< Openbaring 15 >

1 En ik zag een ander groot en wonderlijk teken in den hemel; namelijk zeven engelen, hebbende de zeven laatste plagen; want in deze is de toorn Gods geeindigd.
第七款 禍を有せる七の天使 又見たるに、天に大いにして不思議なる徴あり、即ち七の天使ありて最後の七の禍を有せり、蓋神の御怒が之にて全うせられたるなり。
2 En ik zag als een glazen zee, met vuur gemengd; en die de overwinning hadden van het beest, en van zijn beeld, en van zijn merkteken, en van het getal zijns naams, welke stonden aan de glazen zee, hebbende de citers Gods;
尚見たるに、火の雑れる玻璃の海の如きものありて、獣と其像と其名の數とに勝ちたる人々、玻璃の海の上に立ち、神の琴を持ちて、
3 En zij zongen het gezang van Mozes, den dienstknecht Gods, en het gezang des Lams, zeggende: Groot en wonderlijk zijn Uw werken, Heere, Gij almachtige God, rechtvaardig en waarachtig zijn Uw wegen, Gij Koning der heiligen!
神の僕たるモイゼの賛美歌、及び羔の賛美歌を謳ひて言ひけるは、全能の神にて在す主よ、大いにして不思議なる哉、主の御業。萬世の王よ、正しくして眞なる哉、主の道。
4 Wie zou U niet vrezen, Heere, en Uw Naam niet verheerlijken? Want Gij zijt alleen heilig; want alle volken zullen komen, en voor U aanbidden; want Uw oordelen zijn openbaar geworden.
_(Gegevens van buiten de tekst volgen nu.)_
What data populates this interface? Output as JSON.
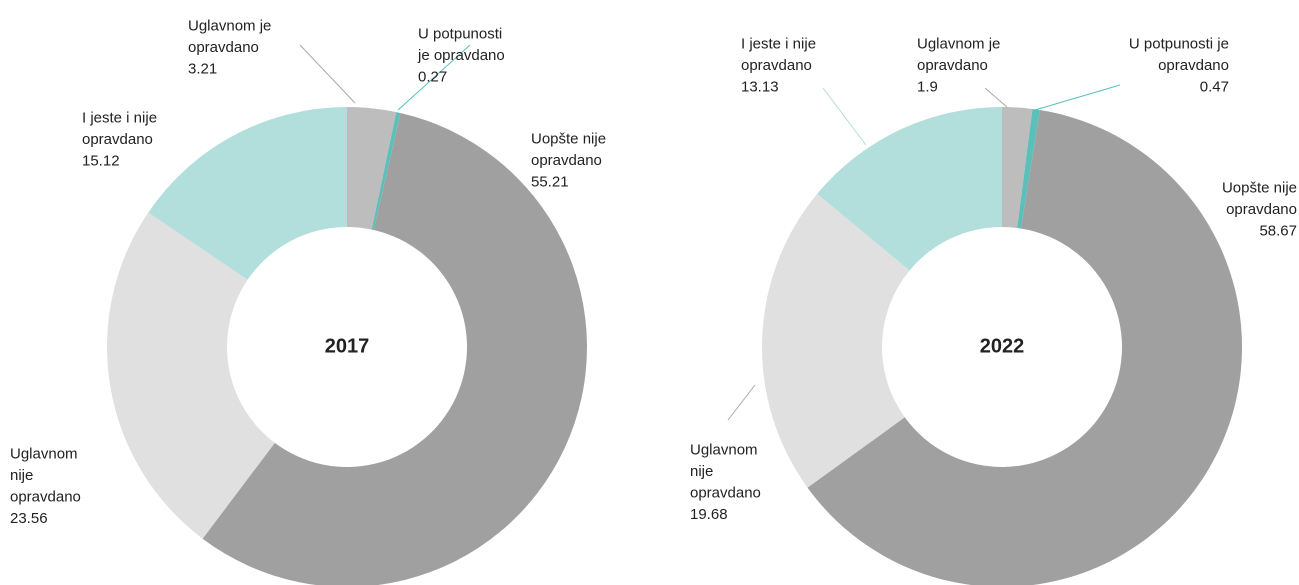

主よ、誰か汝を畏れ奉らず御名を崇め奉らざらんや、其は汝のみ聖に在して、汝の審判の明なるにより、萬民來りて御前に禮拝し奉らんとすればなり、と。
5 En na dezen zag ik, en ziet, de tempel des tabernakels der getuigenis in den hemel werd geopend.
第四項 七の器 其後我又見たるに、折しも天に證明の幕屋の[聖]殿開けて、
6 En de zeven engelen, die de zeven plagen hadden, kwamen uit den tempel, bekleed met rein en blinkend lijnwaad, en omgord om de borst met gouden gordels.
七の禍を有せる七の天使、潔くして輝ける亜麻布を纏ひ、胸に金の帯を締めて[聖]殿より出でしが、
7 En een van de vier dieren gaf den zeven engelen zeven gouden fiolen, vol van den toorn Gods, Die in alle eeuwigheid leeft. (aiōn g165)
四の動物の一は、世々に限なく活き給ふ神の御怒の満てる七の金の器を、七の天使に與へしかば、 (aiōn g165)
8 En de tempel werd vervuld met rook uit de heerlijkheid Gods, en uit Zijn kracht; en niemand kon in den tempel ingaan, totdat de zeven plagen der zeven engelen geeindigd waren.
[聖]殿は神の稜威と其能力とによりて烟を以て充たされ、七の天使の七の禍の終るまで、誰も[聖]殿に入る事能はざりき。